Gisborne, a dispossessed lord and Vaisey's right-hand man, falls in love with Marian. She resists his attentions and gifts, unable to look past his murderous ways and cruelty. But as time goes on, Guy realizes that beyond her status and beauty, he wonders if her pure heart and empathy could end his compulsive evil and bring about his redemption upon marriage. She is coerced by Guy into agreeing to marry him when King Richard returns to England. Though she does not love him, she does agrees to the union to protect both herself and her father from his wrath.

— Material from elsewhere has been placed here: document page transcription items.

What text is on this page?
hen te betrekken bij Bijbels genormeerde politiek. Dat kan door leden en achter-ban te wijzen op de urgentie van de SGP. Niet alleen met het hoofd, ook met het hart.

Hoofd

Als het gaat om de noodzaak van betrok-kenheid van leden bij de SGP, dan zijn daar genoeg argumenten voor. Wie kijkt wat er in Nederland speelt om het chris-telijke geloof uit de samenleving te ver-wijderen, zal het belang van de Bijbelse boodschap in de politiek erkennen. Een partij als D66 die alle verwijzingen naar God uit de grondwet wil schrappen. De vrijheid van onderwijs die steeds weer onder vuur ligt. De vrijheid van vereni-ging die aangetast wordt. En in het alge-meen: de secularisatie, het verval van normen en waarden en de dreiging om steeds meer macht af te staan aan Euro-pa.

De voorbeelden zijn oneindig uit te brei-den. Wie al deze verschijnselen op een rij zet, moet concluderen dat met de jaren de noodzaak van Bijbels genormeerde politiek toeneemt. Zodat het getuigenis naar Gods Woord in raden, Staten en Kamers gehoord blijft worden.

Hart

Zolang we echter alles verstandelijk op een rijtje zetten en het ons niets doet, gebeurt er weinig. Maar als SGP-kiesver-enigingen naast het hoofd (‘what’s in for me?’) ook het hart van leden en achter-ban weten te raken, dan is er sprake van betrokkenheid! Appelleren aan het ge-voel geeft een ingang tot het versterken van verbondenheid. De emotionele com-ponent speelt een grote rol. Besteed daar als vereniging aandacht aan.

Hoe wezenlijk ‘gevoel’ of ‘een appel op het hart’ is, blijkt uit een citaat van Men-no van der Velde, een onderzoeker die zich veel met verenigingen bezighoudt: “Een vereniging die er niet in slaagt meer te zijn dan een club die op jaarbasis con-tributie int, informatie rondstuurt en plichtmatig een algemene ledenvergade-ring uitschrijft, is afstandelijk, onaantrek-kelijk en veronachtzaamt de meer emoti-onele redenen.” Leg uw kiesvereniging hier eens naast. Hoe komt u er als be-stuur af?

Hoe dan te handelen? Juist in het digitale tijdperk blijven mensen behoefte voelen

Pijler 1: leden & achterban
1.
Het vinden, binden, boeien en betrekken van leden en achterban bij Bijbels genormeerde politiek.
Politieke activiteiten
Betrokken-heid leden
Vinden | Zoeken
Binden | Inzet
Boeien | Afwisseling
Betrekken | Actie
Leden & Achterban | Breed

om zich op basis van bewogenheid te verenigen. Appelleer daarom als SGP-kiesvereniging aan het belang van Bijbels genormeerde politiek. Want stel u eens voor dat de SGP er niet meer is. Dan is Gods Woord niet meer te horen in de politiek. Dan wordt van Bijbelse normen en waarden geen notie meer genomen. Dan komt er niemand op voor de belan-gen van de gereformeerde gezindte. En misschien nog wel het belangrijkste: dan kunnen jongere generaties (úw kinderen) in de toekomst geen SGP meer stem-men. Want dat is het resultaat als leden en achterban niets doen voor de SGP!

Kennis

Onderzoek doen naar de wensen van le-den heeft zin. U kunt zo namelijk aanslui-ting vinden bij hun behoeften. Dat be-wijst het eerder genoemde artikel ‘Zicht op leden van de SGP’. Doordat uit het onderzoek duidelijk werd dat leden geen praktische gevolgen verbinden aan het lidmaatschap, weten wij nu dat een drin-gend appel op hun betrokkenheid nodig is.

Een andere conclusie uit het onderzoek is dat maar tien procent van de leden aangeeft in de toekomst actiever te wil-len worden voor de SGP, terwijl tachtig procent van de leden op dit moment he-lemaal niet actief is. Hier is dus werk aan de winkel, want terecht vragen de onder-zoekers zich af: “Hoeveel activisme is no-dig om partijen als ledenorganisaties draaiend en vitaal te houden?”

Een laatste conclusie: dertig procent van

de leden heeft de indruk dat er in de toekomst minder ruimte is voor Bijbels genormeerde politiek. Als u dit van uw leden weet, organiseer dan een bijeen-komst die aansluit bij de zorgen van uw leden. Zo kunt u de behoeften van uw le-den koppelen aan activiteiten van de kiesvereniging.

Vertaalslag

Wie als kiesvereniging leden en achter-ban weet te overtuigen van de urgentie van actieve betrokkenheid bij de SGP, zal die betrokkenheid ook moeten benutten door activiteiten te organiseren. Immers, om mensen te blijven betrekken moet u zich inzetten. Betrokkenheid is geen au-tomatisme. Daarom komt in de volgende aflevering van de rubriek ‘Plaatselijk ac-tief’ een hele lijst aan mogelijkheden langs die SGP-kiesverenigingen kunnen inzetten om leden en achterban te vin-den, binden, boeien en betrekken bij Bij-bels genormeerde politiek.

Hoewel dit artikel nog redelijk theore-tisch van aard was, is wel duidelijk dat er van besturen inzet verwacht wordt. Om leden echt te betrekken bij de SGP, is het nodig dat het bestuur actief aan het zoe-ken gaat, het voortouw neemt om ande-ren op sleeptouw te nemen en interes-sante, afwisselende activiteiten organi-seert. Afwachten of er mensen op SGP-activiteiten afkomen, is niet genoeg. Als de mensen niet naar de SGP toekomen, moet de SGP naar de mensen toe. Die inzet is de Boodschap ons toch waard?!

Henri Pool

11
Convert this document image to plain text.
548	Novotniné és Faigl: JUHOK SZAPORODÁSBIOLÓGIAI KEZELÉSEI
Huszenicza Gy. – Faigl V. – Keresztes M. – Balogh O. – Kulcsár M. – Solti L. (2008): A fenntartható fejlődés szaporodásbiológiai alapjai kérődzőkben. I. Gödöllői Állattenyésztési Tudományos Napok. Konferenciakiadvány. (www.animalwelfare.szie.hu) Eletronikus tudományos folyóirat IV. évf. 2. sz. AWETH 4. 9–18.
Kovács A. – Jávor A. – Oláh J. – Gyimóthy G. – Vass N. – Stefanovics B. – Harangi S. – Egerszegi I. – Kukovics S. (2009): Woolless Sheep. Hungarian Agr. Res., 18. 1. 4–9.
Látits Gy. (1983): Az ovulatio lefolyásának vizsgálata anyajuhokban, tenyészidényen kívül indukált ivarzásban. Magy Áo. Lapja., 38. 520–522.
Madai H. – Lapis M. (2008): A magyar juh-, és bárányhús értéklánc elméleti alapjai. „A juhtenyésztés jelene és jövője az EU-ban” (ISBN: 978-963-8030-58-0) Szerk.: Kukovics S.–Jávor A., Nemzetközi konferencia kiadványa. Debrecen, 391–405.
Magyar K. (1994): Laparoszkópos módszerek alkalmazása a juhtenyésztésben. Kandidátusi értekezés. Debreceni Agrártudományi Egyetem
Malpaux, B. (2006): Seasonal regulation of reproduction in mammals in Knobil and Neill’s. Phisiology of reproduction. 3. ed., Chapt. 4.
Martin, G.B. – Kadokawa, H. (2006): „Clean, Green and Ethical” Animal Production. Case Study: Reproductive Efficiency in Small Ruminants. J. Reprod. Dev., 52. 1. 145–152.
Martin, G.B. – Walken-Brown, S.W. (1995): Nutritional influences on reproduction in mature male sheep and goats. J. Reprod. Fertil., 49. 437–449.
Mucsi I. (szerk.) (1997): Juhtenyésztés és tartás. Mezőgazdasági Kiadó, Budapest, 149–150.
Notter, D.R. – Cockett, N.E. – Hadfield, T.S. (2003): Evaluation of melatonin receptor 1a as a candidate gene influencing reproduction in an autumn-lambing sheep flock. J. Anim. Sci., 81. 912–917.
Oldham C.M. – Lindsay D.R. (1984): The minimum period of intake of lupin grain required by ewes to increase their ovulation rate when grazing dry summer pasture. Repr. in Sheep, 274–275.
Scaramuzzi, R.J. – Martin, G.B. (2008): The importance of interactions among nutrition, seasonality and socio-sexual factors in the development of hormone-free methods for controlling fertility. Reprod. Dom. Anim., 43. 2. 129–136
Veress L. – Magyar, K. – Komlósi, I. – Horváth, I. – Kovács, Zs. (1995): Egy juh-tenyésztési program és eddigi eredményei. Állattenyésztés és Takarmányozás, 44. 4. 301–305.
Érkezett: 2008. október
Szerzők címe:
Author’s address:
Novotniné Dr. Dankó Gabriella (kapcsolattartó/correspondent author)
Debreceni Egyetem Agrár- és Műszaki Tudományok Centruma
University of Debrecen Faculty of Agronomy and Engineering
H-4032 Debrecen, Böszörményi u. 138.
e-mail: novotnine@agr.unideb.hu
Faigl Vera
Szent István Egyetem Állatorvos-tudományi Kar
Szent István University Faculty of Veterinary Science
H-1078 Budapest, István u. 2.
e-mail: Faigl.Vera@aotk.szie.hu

When King Richard appears to return to England (but is, in fact, an impostor), Marian must fulfill her promise to marry Guy, and he immediately prepares their wedding. In one final act of defiance against him, she dresses as the Night Watchman and attempts to steal from him, but he stabs her as she makes her escape, unaware that she is Marian. Djaq nurses her and manages to revive her when she goes into cardiac arrest. Soon after though, Marian apparently dies, and the penultimate episode of the first series ends with Robin mourning over her body and confessing his love for her. It is revealed in the following episode that her body merely shut down as a result of a concoction that she had been given by Guy's physician Pitts.

Regaining her health shortly afterwards, Marian arrives to marry Guy. The wedding is interrupted by a frantic Much, who informs her that the King is an impostor, and that it is a ruse by the Sheriff, and Guy to weed out the Sheriff's enemies. In the hope that she will forgive him, Guy admits that he knew of the plan, but Marian punches him and flees the wedding. Robin rides up on horseback to greet her and Much, and Marian rides off with him. When they arrive at the castle to expose the Sheriff's plot, she and Robin kiss.

Second series 
In the second series, Marian and her father are under house arrest in Nottingham Castle. Marian cannot travel out of the castle without an armed guard, although she manages to avoid one due to Robin's men creating a diversion, or her being allowed a day off by Guy. With these methods of avoiding an armed chaperon, Marian manages to successfully deliver information to Robin. It is evident that Robin and Marian's relationship has grown stronger; however, Marian seems to be in a love triangle with Robin and Guy. Guy is still ignorant of her being Night Watchman, and Robin's informer, and harbours deep feelings for her. However, she remains faithful to Robin. Also in the second series, she discovers several uses for her beauty and her role as a Lady to manipulate Guy's feelings for her. She keeps him believing that he still has a chance to win her heart so she is able to stay close to him and get information to help Robin.

When her father dies, she agrees to join Robin in Sherwood Forest, despite several heated arguments as to whether it is the right thing to do. They eventually decide the most important thing is not their happiness, but keeping Nottingham safe and looked after.

In Lardner's Ring, Episode 9 of the series, Robin proposes to Marian. She accepts his hand and his ring, although by the end of the episode, she is once more back in the castle with Guy. Later on, she hides the ring from Guy, wearing it only in private.

In the final episode of series 2 (We Are Robin Hood!), Marian shields King Richard as Guy advances on the injured King. She admits her relationship with Robin and how she would rather die than be with Guy, to which he responds by attacking her, and stabbing her with his sword. Robin arrives as Guy retreats with the Sheriff. Marian marries Robin while she lies dying. She then dies in her husband's arms and is carried to her grave.

Third series 
Lady Marian returns as a ghost as Robin is dying in the last episode Something Worth Fighting For Part 2.